Quasilinear elliptic and parabolic Robin problems on Lipschitz domains

TL;DR

This paper establishes boundary regularity and well-posedness results for quasilinear degenerate elliptic and parabolic Robin problems on Lipschitz domains, including the p-Laplace operator and operators with unbounded coefficients.

Contribution

It proves boundary Hölder continuity for solutions and demonstrates well-posedness of the associated parabolic problems in continuous function spaces.

Findings

Solutions are Hölder continuous up to the boundary.

The elliptic operator generates a nonlinear contraction semigroup.

The results apply to a broad class of operators including the p-Laplace.

Abstract

We prove H\"older continuity up to the boundary for solutions of quasi-linear degenerate elliptic problems in divergence form, not necessarily of variational type, on Lipschitz domains with Neumann and Robin boundary conditions.
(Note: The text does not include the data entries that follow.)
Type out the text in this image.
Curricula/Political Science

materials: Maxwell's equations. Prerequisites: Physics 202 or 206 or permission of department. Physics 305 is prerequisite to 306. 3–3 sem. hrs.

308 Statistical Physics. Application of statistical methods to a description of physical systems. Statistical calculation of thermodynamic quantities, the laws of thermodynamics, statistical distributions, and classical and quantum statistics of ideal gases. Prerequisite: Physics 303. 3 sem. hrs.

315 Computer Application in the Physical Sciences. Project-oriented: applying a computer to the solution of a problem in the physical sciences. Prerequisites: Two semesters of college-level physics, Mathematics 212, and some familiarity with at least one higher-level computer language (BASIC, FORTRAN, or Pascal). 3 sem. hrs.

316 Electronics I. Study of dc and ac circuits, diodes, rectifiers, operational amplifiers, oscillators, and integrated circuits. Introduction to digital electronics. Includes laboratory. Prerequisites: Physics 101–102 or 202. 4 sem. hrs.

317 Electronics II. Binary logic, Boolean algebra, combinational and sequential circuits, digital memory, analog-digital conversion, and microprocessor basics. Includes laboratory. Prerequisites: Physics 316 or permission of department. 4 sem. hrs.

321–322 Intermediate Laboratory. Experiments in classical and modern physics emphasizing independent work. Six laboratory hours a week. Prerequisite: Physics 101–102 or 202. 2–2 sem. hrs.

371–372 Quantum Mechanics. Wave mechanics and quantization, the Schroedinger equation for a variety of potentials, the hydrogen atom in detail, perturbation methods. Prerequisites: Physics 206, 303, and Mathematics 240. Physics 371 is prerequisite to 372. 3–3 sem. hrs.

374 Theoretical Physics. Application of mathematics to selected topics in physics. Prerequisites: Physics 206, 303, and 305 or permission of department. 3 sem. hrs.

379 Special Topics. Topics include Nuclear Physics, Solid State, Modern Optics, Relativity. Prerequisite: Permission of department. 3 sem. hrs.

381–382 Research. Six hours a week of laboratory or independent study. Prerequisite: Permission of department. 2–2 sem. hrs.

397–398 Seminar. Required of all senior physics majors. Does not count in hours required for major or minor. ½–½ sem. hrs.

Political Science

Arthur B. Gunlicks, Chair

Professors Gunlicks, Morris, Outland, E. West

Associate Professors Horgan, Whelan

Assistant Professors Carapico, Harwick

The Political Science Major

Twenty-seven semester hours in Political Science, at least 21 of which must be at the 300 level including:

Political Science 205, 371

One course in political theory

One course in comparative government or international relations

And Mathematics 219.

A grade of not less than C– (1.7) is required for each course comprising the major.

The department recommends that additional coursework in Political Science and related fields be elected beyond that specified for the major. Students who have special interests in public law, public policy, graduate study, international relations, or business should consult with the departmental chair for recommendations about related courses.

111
This includes the $p$-Laplace operator for all $p \in (1,\infty)$, but also operators with unbounded coefficients. Based on the elliptic result we show that the corresponding parabolic problem is well-posed in the space $C(\bar{\Omega})$ provided that the coefficients satisfy a mild monotonicity condition. More precisely, we show that the realization of the elliptic operator in $C(\bar{\Omega})$ is m-accretive and densely defined. Thus it generates a non-linear strongly continuous contraction semigroup on $C(\bar{\Omega})$.